Joining Up the Dots: RCNI welcomes Commitments Made in Dáil Debate

Following the murder of Ashling Murphy and the Sinn Féin Motion to the Dáil on 19 January 2022, RCNI welcomes government announcements.  

 

RCNI Executive Director Cliona Saidlear said:  

‘The transformation in the past week is that the issue of Men’s Violence Against Women has been articulated, almost unanimously, as part of a system of misogyny.’  

As Sinn Féin leader Deputy Mary Lou MacDonald coined it, ‘the circuitry of misogyny’, the systemic nature of male violence against women, has been identified and called out. The Taoiseach, Ministers and Deputies echoed this same message.  

What we heard over and over was an understanding that we cannot divorce the violence against one woman from the violence that happens to all women, from the everyday sexist slights and omissions to the targeted, sustained and serious attacks on women.  

RCNI welcomes Minister for Justice Helen McEntee’s announcement that her Department is ‘developing a plan to bring policy responsibility for domestic, sexual and gender-based violence and the delivery of domestic violence services together under the Department of Justice’. This will mean the funding of services will for the first time be located in the same Department as the policy lead. This joins up the dots at an infrastructure level for the first time and gives us the chance of a systemic response to a systemic problem.  

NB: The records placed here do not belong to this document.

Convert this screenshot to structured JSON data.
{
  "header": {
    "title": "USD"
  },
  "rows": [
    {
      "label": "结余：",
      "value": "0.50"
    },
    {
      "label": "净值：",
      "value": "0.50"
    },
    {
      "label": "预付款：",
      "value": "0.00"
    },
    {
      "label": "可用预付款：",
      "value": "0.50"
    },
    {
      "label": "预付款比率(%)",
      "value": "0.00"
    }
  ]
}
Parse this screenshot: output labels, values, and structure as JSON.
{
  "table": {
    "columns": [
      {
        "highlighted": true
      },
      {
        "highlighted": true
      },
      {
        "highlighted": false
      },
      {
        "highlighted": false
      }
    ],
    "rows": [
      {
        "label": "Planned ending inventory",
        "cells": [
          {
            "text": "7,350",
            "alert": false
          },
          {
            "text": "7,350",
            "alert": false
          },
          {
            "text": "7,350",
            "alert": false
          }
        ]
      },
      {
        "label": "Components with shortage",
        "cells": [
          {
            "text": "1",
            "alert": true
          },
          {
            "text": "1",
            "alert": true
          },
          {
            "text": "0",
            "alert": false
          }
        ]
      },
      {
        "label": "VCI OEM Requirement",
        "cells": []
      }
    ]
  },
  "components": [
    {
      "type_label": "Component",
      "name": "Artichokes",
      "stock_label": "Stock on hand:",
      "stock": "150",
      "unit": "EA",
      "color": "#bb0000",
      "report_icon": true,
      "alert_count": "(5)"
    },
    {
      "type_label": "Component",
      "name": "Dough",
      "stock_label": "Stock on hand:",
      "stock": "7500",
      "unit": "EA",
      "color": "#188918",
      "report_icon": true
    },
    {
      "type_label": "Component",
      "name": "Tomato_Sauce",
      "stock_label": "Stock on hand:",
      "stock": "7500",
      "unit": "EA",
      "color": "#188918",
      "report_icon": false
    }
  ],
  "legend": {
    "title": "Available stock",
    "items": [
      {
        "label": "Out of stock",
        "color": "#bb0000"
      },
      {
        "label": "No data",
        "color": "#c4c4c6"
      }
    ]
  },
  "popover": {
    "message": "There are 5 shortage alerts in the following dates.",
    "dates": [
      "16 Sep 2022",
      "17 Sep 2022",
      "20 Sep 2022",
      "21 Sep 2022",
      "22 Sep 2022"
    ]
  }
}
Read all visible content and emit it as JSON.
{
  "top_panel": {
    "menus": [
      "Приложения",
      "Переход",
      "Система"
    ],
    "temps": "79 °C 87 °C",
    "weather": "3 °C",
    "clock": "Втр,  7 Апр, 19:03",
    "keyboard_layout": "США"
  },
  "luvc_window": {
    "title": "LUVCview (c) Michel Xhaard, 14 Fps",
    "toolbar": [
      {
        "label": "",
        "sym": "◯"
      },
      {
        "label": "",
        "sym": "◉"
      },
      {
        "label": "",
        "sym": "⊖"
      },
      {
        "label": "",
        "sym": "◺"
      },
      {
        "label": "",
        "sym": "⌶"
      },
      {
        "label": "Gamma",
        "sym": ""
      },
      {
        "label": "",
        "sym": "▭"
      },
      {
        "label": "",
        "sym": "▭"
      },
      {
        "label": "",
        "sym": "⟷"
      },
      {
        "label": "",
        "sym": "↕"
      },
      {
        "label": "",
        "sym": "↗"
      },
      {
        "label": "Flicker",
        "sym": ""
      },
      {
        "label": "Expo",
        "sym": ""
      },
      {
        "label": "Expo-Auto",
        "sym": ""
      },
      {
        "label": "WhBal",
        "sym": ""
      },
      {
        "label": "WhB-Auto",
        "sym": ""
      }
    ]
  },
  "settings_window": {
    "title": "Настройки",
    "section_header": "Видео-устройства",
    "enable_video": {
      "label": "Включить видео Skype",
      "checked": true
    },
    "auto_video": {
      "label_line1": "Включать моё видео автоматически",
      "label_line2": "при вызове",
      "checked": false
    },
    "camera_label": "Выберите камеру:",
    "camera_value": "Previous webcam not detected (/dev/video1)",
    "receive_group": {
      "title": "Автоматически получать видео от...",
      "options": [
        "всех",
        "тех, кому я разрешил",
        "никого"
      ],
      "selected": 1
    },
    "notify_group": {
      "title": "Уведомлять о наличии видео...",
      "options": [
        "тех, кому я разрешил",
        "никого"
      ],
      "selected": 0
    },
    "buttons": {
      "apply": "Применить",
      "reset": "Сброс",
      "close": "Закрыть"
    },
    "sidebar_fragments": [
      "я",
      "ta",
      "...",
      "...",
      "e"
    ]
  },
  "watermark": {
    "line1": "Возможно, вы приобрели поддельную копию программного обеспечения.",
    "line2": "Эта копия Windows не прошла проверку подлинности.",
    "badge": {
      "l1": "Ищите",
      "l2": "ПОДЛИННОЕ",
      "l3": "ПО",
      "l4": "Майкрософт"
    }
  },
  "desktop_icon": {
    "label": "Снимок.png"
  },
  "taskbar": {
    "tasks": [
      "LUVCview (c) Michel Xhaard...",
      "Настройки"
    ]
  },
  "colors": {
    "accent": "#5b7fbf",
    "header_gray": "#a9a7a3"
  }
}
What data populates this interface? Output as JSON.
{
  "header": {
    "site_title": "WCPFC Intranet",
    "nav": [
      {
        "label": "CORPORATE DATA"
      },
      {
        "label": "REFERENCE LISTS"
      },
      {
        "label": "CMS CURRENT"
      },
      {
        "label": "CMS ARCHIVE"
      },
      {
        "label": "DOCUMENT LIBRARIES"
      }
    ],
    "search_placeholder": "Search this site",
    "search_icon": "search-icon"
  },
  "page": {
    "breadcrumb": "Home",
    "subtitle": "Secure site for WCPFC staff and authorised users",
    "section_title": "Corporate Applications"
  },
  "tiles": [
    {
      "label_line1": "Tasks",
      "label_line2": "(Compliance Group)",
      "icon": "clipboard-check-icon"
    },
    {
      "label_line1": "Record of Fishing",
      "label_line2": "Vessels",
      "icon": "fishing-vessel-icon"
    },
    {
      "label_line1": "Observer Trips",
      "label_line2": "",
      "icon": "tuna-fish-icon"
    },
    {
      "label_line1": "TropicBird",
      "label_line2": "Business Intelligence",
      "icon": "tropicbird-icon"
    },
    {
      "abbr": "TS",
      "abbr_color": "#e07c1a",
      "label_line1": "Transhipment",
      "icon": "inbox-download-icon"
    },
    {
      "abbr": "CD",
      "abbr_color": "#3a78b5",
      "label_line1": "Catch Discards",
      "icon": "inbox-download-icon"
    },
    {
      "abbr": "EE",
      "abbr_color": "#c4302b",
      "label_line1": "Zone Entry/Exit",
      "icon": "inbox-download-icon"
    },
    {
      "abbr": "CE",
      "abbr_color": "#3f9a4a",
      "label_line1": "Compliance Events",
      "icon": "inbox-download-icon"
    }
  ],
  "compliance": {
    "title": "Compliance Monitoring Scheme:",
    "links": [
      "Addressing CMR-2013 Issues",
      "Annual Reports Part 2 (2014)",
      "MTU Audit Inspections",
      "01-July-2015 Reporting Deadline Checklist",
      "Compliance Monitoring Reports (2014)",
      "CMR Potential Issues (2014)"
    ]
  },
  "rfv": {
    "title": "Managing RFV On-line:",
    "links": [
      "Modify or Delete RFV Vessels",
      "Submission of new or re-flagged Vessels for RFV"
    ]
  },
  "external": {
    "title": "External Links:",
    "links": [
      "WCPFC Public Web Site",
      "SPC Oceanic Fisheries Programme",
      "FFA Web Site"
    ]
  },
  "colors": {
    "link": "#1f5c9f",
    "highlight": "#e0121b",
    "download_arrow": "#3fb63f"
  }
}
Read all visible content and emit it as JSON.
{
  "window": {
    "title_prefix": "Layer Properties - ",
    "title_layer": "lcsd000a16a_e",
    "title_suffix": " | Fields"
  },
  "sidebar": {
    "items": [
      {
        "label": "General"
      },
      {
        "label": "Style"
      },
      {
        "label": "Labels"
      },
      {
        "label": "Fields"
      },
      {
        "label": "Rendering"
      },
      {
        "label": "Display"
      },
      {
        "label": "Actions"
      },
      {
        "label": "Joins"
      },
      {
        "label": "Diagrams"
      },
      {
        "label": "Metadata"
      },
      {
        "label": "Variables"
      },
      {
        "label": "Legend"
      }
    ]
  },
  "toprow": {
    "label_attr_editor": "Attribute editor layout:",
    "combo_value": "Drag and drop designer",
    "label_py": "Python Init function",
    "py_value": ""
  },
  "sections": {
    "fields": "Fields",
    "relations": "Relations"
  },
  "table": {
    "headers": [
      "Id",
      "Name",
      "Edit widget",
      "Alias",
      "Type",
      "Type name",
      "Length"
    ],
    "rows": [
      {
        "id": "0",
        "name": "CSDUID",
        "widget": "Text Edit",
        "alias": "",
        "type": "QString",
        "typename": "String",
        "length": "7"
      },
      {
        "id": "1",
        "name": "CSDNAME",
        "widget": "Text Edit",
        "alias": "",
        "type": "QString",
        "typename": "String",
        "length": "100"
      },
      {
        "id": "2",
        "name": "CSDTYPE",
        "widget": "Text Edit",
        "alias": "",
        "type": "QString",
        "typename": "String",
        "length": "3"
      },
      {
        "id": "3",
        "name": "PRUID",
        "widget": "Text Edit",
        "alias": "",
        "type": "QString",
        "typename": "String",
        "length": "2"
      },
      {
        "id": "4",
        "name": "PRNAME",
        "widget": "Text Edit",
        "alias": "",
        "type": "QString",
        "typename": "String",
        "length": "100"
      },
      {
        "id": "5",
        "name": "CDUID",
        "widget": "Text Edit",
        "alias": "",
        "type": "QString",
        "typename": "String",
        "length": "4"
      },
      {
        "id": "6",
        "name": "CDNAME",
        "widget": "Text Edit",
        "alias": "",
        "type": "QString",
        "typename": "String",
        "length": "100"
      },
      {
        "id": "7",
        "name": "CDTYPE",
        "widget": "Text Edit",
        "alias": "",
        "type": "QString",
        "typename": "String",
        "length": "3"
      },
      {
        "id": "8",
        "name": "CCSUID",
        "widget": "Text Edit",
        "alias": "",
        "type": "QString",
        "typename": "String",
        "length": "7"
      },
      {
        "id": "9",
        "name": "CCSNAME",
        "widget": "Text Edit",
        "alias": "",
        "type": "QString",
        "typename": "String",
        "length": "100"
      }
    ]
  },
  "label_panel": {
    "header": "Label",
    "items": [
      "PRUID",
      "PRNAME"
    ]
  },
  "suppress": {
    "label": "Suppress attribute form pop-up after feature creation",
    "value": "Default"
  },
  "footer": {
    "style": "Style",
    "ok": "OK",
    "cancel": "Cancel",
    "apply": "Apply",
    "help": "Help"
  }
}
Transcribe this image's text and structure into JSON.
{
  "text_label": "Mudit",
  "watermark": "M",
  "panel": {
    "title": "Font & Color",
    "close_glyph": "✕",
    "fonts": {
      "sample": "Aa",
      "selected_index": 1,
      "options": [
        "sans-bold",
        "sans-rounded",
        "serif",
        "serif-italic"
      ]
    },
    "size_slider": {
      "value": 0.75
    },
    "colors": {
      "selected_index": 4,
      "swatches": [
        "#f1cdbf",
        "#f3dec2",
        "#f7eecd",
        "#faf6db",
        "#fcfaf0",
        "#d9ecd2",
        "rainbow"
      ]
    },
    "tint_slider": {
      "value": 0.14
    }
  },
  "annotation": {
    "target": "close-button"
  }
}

RCNI Executive Director Cliona Saidlear said: 

RCNI particularly welcomes that the work, in one Department, under one Ministry, in service provision and prevention on DSGBV, will be accountable to a cabinet committee chaired by An Taoiseach.  

This meets the level of political engagement and accountability we have been calling for. RCNI looks forward to working with the lead DSGBV Minister, political leaders and the Department to advance the scale of action and reform needed for the cultural change Michael Martin has committed Ireland to.’